According to the American College of Obstetricians and Gynecologists (ACOG), anywhere from 10 to 25 percent of all clinically recognized pregnancies will end in miscarriage, with the most occurring during the first 13 weeks of pregnancy.
Despite knowing this and discussions with her doctor, Villarreal said she couldn’t help but blame herself for putting her body through a grueling work schedule while pregnant. She said she felt “ashamed and guilty,” and blamed herself “then and still do.”
“My ambition and selfishness led to this miscarriage,” she wrote. “No doctor will ever convince me that’s not true. And that’s OK.”
Villarreal said it was months before she could bring herself to seek help through therapy to deal with the emotional toll the loss had taken on her, and that talking about it with other women has also helped her.

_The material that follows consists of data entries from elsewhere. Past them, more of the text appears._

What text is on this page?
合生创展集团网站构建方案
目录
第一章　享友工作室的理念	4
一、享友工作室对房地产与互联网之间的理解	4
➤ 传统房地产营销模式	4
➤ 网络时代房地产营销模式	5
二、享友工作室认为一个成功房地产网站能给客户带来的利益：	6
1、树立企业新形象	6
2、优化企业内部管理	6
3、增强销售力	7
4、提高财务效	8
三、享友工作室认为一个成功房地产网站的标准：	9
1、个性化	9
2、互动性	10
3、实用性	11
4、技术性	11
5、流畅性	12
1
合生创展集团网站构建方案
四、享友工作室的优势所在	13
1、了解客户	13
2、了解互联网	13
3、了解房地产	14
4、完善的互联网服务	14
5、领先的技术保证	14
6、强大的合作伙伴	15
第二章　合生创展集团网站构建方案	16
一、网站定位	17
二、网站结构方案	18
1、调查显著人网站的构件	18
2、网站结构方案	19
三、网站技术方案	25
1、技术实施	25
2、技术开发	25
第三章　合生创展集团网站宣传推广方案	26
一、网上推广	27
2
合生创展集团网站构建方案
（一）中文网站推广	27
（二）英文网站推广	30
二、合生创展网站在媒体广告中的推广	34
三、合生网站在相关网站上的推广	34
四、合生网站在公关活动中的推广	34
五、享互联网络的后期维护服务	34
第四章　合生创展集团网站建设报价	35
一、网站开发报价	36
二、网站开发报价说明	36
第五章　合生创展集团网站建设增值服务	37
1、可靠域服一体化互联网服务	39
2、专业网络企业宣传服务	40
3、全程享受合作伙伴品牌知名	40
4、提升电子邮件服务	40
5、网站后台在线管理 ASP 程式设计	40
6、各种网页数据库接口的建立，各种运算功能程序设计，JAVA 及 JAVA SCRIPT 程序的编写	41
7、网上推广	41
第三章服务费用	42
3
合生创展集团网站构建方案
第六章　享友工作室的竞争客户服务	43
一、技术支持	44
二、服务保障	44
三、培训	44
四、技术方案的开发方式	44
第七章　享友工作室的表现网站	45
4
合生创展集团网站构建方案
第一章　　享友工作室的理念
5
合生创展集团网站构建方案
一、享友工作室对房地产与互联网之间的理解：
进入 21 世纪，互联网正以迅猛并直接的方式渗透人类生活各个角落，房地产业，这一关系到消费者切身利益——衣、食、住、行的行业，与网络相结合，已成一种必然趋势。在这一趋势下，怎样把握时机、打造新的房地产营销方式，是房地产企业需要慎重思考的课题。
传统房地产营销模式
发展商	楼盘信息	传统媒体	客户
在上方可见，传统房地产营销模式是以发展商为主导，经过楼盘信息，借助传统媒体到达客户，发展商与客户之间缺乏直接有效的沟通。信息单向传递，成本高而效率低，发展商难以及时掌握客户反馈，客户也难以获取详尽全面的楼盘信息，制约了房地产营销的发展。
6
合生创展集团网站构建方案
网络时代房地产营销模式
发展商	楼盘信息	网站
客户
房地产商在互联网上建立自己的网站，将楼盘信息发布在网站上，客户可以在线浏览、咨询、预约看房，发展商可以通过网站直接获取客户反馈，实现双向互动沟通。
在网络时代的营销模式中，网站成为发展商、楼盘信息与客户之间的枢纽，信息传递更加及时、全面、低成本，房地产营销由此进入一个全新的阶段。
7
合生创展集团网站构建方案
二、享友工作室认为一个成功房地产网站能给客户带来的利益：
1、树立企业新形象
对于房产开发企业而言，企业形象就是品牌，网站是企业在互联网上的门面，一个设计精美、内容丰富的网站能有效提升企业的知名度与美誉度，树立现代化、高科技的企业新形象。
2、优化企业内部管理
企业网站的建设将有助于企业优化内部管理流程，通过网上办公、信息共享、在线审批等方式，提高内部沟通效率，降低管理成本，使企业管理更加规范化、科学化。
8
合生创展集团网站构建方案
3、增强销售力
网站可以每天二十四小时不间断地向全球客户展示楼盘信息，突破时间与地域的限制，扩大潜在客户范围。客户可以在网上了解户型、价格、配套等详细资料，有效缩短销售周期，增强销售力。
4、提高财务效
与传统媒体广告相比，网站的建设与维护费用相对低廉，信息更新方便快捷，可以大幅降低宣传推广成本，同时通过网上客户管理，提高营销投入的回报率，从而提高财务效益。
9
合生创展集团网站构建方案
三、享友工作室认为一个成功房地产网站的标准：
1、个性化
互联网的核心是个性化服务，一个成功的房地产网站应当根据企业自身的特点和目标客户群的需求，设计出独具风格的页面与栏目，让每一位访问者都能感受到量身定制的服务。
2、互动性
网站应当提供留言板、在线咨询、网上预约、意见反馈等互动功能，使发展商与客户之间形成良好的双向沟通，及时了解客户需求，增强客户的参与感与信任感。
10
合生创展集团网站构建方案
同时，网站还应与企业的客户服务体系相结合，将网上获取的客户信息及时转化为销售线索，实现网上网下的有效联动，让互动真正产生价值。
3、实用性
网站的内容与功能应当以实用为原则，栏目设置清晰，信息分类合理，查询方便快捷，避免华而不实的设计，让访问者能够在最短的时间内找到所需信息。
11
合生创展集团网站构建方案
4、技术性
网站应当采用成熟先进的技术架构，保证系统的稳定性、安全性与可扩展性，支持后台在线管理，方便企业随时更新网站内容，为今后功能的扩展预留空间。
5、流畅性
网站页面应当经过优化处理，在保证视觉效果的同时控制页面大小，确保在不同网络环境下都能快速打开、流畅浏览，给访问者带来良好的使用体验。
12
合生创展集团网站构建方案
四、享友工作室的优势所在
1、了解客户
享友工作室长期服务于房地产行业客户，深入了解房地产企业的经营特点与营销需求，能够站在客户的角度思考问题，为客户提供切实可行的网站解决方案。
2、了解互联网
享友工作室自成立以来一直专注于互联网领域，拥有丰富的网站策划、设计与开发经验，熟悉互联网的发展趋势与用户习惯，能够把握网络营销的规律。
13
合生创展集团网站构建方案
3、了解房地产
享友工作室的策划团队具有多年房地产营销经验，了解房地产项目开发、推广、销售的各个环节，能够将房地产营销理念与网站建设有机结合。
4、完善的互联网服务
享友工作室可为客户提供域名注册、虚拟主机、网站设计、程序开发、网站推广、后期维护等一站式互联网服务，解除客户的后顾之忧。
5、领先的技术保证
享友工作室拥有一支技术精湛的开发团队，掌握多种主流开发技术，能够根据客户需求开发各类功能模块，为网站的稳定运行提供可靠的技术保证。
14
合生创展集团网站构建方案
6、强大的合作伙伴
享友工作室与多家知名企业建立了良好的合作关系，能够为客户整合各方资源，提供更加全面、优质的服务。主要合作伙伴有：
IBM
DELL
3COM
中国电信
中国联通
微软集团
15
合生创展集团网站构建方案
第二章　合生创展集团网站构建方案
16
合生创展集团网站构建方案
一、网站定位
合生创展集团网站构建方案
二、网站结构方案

She and her husband began trying for another baby again, and she said she has suffered two more miscarriages over the last eight months.
“Each time I’ve been on the road for work. And each time I go through one of them, the same feelings I had during the first miscarriage resurface,” she wrote.
Villarreal said that during a recent interview with Alanis Morissette, who has also had several miscarriages, the two talked about how the heartbreak hasn’t deterred them from wanting more children.
“Someone recently told me, ‘Why can’t you just be happy? Some women never get to have kids. Can’t you be happy with what you have? Isn’t it enough?’” Villarreal wrote. “Here’s the thing: No, it’s not enough. And it’s okay to say that. It’s okay to want more for whatever reasons you may have.”
Villarreal, who said she would go “through 100 more miscarriages if it meant having another child like my 3-year-old” said she is still working on forgiving herself.
“Through therapy, I’ve realized that grieving the loss of this child was important, no matter what stage of the pregnancy I was in,” she wrote. “But forgiving myself is just as important and something I’m still working on.”
Villarreal’s essay comes days after another journalist, NBC News 3 Las Vegas’ Michelle Velez, opened up about her molar pregnancy and cancer diagnosis. Both women shared their stories during National Pregnancy and Infant Loss Awareness Month, which is honored every October.